A century ago America was embroiled in the First World War. Our country had joined the battle in Europe on April 6, 1917 though it had been raging for almost three years by then. The ‘war to end all wars’ seemed to be taking place so far away, however it ended up hitting close to home on Cape Cod. In fact it hit Cape Cod directly. For the first time since the Civil War, and the only time besides Pearl Harbor since, an enemy would attack American soil. The date was Sunday July 21, 1918 and the place was Nauset Beach in Orleans.

The tugboat Perth Amboy was at the center of this unprovoked attack. Built in 1912 the 139-foot ship was owned by the Lehigh Coal & Navigation Co. based out of present-day Jim Thorpe, Pennsylvania. It was captained that day by J.H. Tupley.

On that date, as the war was in its final stages, a tugboat and four barges were traveling just off the coast of Orleans when an enemy struck from beneath the water. At 10:30am a German U-Boat fired upon the fleet and continued firing for an hour and a half. The shells set the Perth Amboy on fire and heavily damaged the four barges, sinking three of them. Ironically, the only barge to survive was wooden, while the other three, made of steel, were sunk. Some of the shells fired by the German submarine landed on Nauset Beach making it the only spot of American soil struck by the enemy during the war. Three seaplanes were scrambled from nearby Chatham Naval Base spotting the submarine four miles off shore. However, not being equipped for battle the best they could do was drop tools like wrenches down onto the vessel before in scurried away underwater.

Twelve men, four women, and two young boys from the four barges and all sixteen of the crew of the Perth Amboy, twelve men and four women, survived and were safely brought ashore in Orleans though a few of them with more serious injuries were brought up to Boston for treatment.

The aftermath of the attack was shock and excitement. There would not be a second attack though. People gathered on the beach and collected shrapnel from the shells which struck the sands at Nauset. Those reminders of the war would go to good use on the following Thursday July 25th at an auction for the Red Cross in Vineyard Haven. The shrapnel from the German shells along with battered bread pans and a coffee pot from the Perth Amboy were sold. The coffee pot was sold to a local summer resident of the Vineyard who then made some coffee on the spot so he could toast to the Allied Forces of World War I.

Early in 1919, six surfmen and the captain of the Orleans Coast Guard station were awarded the coveted Overseas Chevron. The seven were awarded the gold stripes usually reserved for soldiers who had fought at war overseas for six months. This was due to their actions in aiding the crew of the Perth Amboy and even being so close to the concussion of the shells that it knocked one of their hats off their heads. Even as late as the spring of 1919 the wrecks of the three sunken barges remained partially above water, with masts being visible above sea level.

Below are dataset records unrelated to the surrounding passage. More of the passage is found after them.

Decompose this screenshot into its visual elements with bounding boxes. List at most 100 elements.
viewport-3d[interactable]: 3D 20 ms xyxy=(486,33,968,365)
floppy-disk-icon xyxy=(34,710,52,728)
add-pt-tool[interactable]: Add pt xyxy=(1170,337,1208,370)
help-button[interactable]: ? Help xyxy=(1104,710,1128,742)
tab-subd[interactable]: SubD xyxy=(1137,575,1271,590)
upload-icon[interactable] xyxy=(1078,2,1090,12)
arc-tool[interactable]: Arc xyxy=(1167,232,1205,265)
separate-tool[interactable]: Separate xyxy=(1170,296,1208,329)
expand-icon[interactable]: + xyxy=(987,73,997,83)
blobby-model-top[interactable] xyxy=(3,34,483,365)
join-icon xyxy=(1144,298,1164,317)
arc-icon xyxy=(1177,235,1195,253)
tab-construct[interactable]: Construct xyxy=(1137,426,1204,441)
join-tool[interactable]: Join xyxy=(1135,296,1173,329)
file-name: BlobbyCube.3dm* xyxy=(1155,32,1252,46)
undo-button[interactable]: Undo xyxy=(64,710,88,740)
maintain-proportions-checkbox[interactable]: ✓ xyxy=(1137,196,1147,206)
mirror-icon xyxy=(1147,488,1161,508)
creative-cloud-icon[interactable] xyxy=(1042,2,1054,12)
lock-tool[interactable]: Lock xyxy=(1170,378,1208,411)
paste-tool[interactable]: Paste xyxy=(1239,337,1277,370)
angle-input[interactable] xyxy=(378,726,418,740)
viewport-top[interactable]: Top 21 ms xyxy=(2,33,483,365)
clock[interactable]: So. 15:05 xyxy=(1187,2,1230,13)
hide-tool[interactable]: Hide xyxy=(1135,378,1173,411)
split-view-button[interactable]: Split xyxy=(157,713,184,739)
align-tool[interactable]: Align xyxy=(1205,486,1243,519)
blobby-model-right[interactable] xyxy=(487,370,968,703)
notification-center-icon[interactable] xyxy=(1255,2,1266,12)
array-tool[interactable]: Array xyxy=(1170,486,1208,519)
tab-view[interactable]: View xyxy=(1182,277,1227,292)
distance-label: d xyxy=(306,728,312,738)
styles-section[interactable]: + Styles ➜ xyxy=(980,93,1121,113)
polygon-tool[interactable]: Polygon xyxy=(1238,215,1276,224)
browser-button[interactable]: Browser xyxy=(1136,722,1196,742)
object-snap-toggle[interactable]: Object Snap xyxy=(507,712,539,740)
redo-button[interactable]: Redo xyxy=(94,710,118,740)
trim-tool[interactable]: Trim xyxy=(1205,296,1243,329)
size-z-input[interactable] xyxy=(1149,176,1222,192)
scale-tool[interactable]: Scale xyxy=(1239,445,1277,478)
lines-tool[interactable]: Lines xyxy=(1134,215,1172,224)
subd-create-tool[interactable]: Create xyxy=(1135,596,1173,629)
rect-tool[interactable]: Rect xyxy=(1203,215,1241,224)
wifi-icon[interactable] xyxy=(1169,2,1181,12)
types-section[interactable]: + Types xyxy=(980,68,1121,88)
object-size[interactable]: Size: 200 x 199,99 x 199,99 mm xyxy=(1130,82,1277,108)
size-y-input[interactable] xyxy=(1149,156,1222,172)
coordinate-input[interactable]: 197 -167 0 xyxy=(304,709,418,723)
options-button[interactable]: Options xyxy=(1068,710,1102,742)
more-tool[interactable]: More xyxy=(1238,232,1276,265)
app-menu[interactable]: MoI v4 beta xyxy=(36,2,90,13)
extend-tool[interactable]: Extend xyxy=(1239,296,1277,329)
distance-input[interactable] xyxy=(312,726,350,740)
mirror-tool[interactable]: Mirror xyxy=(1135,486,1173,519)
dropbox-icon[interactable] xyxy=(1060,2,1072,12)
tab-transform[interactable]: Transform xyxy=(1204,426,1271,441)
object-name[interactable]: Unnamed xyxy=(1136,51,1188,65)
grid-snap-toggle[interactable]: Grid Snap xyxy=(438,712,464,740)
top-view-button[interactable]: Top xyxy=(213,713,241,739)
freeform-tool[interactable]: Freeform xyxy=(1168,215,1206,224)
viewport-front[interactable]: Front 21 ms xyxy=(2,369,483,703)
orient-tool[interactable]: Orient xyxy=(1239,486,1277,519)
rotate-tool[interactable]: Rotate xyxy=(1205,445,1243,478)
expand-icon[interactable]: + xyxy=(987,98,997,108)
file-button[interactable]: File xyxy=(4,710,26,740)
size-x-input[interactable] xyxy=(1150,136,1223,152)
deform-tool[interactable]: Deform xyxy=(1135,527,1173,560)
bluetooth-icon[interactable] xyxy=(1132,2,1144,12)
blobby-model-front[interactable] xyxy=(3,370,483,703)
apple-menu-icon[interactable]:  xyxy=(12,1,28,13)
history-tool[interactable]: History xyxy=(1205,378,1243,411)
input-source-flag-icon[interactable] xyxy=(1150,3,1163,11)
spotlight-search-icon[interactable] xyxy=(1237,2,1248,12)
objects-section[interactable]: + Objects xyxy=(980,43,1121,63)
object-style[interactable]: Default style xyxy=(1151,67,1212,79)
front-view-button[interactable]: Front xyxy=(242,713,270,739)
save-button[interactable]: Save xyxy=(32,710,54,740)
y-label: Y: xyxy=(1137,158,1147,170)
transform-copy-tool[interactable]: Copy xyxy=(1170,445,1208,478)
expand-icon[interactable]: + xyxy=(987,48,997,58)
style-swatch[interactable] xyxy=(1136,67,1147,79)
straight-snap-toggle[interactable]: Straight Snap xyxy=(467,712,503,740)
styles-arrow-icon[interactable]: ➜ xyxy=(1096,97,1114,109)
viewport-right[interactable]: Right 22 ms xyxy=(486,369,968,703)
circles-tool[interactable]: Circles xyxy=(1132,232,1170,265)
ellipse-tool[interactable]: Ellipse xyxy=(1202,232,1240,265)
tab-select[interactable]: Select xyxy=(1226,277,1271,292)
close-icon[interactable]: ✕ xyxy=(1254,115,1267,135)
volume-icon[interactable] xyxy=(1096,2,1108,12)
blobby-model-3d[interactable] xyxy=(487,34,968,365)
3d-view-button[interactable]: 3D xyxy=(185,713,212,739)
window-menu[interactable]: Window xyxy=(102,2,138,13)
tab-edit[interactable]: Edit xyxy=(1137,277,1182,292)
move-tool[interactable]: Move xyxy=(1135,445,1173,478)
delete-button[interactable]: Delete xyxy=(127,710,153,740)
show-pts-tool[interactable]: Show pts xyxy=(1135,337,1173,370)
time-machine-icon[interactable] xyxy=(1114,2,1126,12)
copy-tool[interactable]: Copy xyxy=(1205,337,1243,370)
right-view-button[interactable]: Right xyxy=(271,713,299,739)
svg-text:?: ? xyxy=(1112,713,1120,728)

The U-Boat would continue to wreak havoc along the coast of Maine and Canada in the weeks that followed, sinking Allied and neutral vessels. In a fitting end though the submarine and its crew would meet its fate as it headed back to Germany. The vessel struck a mine off of the coast of Norway and sunk to the bottom taking its entire crew with it.

Nauset Beach

The Perth Amboy would remain afloat despite being shelled and would even make a similar trek along the coast of the Cape a few years later. In 1922 it would tow an old government ship, Granite State, to Eastport, Maine where it was to be used for scrap. Perth Amboy’s crew stopped for the night in Provincetown on the way. The tug would be sold in 1936 to the Moran Towing Company out of New York City where its name would be changed to Nancy Moran. In 1941 it was sold yet again to the United States Maritime Commission. The former Perth Amboy would meet its end in 1946 when it collided with a tanker in the English Channel.

A century ago Cape Cod saw its shores rocked by shells from an enemy submarine during World War I. The event is commemorated with a marker at Nauset Beach in the parking lot. To further commemorate the one hundred year anniversary of the event the Orleans Historical Society will be having an exhibition detailing the attack later this year.